Re the sin of not buying a round. In Scotland and Ireland too, you have to fight to buy a round. "It's my round", "No way, put your money away", etc etc etc
But it's well known who has to win the argument. And god help you if you bow out at the first suggestion it's not your shout.
Good to see another post Charlie!


Good to see another post Charlie.

St Jude said...

I love Paris, but you are right Charlie, they do appreciate the time taken to at least attempt to communicate in their language. Having travelled throughout the rest of France it is a very different world to Paris. Very much like the south of England... don't speak until you are spoken to.

Charlie Callahan said...

... don't speak until you are spoken to."

That's Martha's favorite rule around casa la dumpa here.

trina said...

I think your right about the blogging thing, lol, I am just not into writing much lately.... just kinda passing time I guess! The picture of my brother was taken in Cave Creek, we took a drive and got out a bit, he is from WA and said its been raining alot so he just walked around and picked up rocks... lol good guy!

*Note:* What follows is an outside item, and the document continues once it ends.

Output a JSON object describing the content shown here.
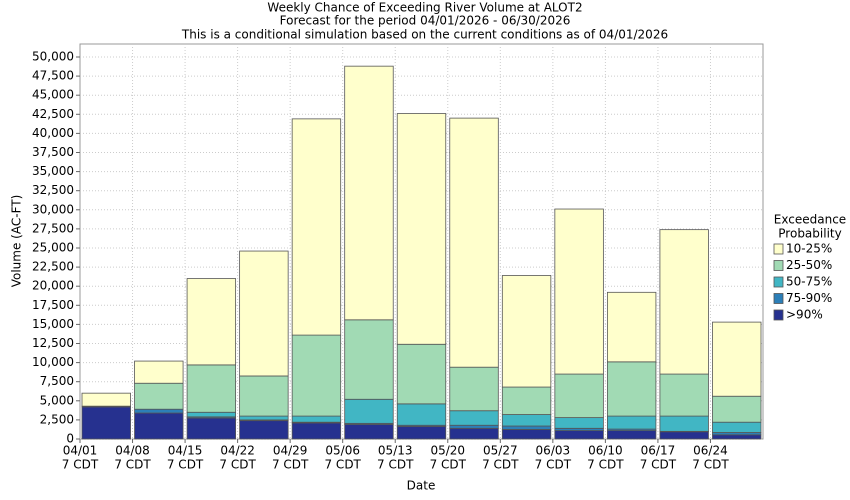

Glad to see you are keeping busy and that you also posted a new blog! Harmony said three words today! lol She has us all beat!


Themadfatgirl said...

Love the quotes! Haven't been to France, but have heard that said about the French. Hehe.

unknownmami said...

I want to forgive my father before he dies.

Charlie Callahan said...

If you want to talk about unfriendly people, move to my neighborhood. After eight years here, we only know the fellow across the street. The others around us hide in their desert nests.

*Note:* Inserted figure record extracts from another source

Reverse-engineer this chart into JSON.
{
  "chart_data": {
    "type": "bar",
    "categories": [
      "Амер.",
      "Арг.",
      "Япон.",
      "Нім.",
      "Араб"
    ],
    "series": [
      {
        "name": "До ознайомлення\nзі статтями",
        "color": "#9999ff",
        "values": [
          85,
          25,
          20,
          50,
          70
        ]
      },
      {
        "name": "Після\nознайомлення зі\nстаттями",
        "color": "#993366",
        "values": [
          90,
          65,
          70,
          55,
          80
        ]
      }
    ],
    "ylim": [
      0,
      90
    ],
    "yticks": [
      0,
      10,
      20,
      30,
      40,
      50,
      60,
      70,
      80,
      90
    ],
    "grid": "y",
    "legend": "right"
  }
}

I think that forgiveness quote relates to anyone whom we intended to forgive but didn't before it was too late. It is still possible to forgive him in your heart.

Charlie Callahan said...

So how do you, a lady of impeccability, know so much about tavern etiquette?

Charlie Callahan said...

So when are you and Harmony coming over for a meet?

Charlie Callahan said...

Forgiveness is a tough, tough thing to do—the more we were hurt, the harder it is.

But telling your father you forgive him isn't telling him you'll be his best buddy from now on. It is a matter of getting the weight off your heart, of being compassionate, and of no regrets after he's gone.

Charlie Callahan said...

Are you mad like angry, or like nuts?

barbara said...

I must track down that Ken Bruen book. That sounds like a must read, even for those of us who have no need to know the rules of being Irish.

Aoife.Troxel said...

I, for one, think the Irish are described perfectly by Bruen. Unfortunately actual crimes (such as, uh, clerical abuse) are shoved under the carpet. The Irish are happy because they are not sad. Even the weather often tries to make pessimists of the Irish. Instead of succumbing they (or should I say we?) just laugh about it. So while there are riots in Europe, in Ireland a sudden mob of comedians springs up. Beautiful.

Joni said...

Oh goody, stay a while longer please.